Greene further argues that the trial court should have granted a mistrial due to prosecutorial misconduct. During his closing, Greene's counsel made an emotional appeal to the jury to consider how the arrest and trial affected Greene's family. During the Commonwealth's closing argument in the penalty phase, the prosecutor stated, "Should we give him the minimum and wait for something else?" Counsel objected, citing "the golden rule" as the basis for the objection. The trial court sustained Greene's objection, but refused to declare a mistrial.
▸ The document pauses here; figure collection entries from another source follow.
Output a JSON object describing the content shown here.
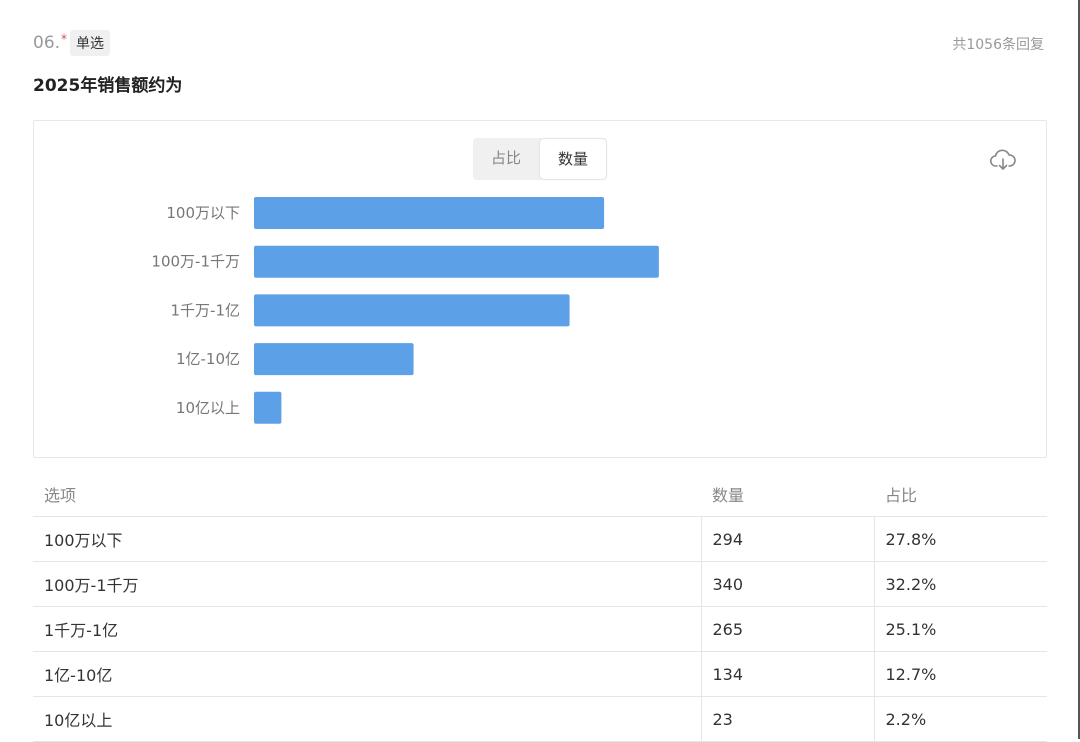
{
  "question": {
    "number": "06.",
    "required_mark": "*",
    "type": "单选",
    "title": "2025年销售额约为",
    "replies": "共1056条回复"
  },
  "toggle": {
    "percent_label": "占比",
    "count_label": "数量",
    "active": "数量"
  },
  "icons": {
    "download": "cloud-download-icon"
  },
  "colors": {
    "bar": "#5ca0e8"
  },
  "chart_data": {
    "type": "bar",
    "orientation": "horizontal",
    "categories": [
      "100万以下",
      "100万-1千万",
      "1千万-1亿",
      "1亿-10亿",
      "10亿以上"
    ],
    "values": [
      294,
      340,
      265,
      134,
      23
    ],
    "xlim": [
      0,
      650
    ],
    "grid": false
  },
  "table": {
    "headers": [
      "选项",
      "数量",
      "占比"
    ],
    "rows": [
      [
        "100万以下",
        "294",
        "27.8%"
      ],
      [
        "100万-1千万",
        "340",
        "32.2%"
      ],
      [
        "1千万-1亿",
        "265",
        "25.1%"
      ],
      [
        "1亿-10亿",
        "134",
        "12.7%"
      ],
      [
        "10亿以上",
        "23",
        "2.2%"
      ]
    ]
  }
}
The court offered to admonish the jury to disregard the comment, the prosecutor agreed to an admonition, but Greene's counsel declined.
Greene contends that a mistrial was necessary because no admonition 138*138 could have cured the unfair prejudice resulting from the prosecutor's statement. However, a mistrial is an extreme remedy and should be resorted to only when there appears in the record a manifest necessity for such an action or an urgent or real necessity. Furthermore, a jury is presumed to follow an admonition to disregard evidence; thus, the admonition cures any error. Mills v. Commonwealth, 996 S.W.2d 473, 485 (Ky.1999). There are only two circumstances in which the presumptive efficacy of an admonition falters: (1) when there is an overwhelming probability that the jury will be unable to follow the court's admonition and there is a strong likelihood that the effect of the inadmissible evidence would be devastating to the defendant; or (2) when the question was asked without a factual basis and was "inflammatory" or "highly prejudicial." Johnson v. Commonwealth, 105 S.W.3d 430, 441 (Ky.2003). As Greene made neither showing, there was no manifest necessity for a mistrial and the trial court did not abuse its discretion by denying the motion. See also Woodard v. Commonwealth, 147 S.W.3d 63, 68 (Ky.2004).
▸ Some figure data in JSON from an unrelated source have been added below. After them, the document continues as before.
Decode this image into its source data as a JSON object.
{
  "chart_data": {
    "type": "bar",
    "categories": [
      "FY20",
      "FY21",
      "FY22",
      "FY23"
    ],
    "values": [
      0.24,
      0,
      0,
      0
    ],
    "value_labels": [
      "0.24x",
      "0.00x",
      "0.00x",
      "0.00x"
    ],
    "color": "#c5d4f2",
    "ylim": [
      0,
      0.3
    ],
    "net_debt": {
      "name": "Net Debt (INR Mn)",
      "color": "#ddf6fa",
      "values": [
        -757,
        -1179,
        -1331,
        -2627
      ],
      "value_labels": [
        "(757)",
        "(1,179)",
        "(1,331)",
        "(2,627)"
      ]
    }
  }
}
While vire note the prosecutor's comment comes dangerously close to "send a message," a practice which is not favored, we do not believe he crossed that line. Brewer v. Commonwealth, 206 S.W.3d 343, 350 (Ky.2006).
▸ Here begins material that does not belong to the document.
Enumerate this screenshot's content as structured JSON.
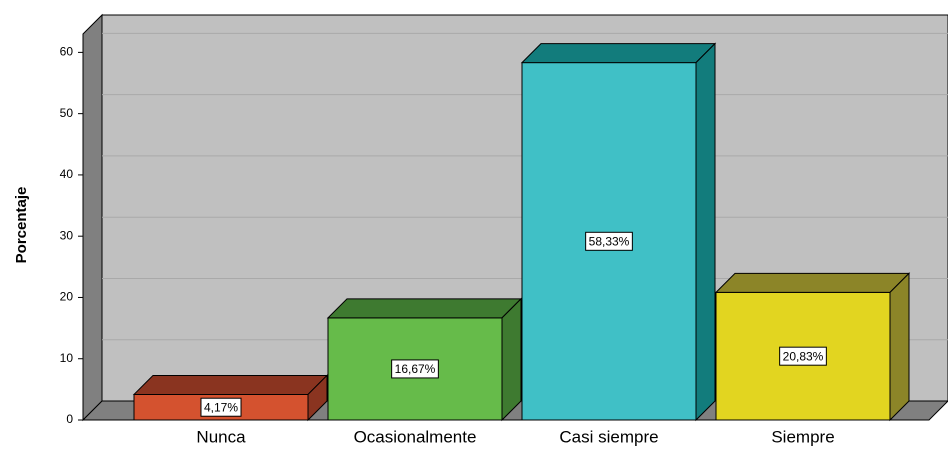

Finally, Greene claims that, even if the aforementioned irregularities do not individually warrant reversal, their cumulative effect was to deny him a fair trial. However, we have found no error except the improper admission of Greene's second statement, which did not prejudice Greene's substantial rights. We likewise find no cumulative prejudice warranting reversal. See Woodall v. Commonwealth, 63 S.W.3d 104, 134 (Ky.2001). Moreover, we are persuaded that Greene received a fundamentally fair trial.
Accordingly, the judgment of conviction by the Hardin Circuit Court is affirmed.
 Senior Judge Daniel T. Guidugli sitting as Special Judge by assignment of the Chief Justice pursuant to Section 110(5)(b) of the Kentucky Constitution and KRS 21.580.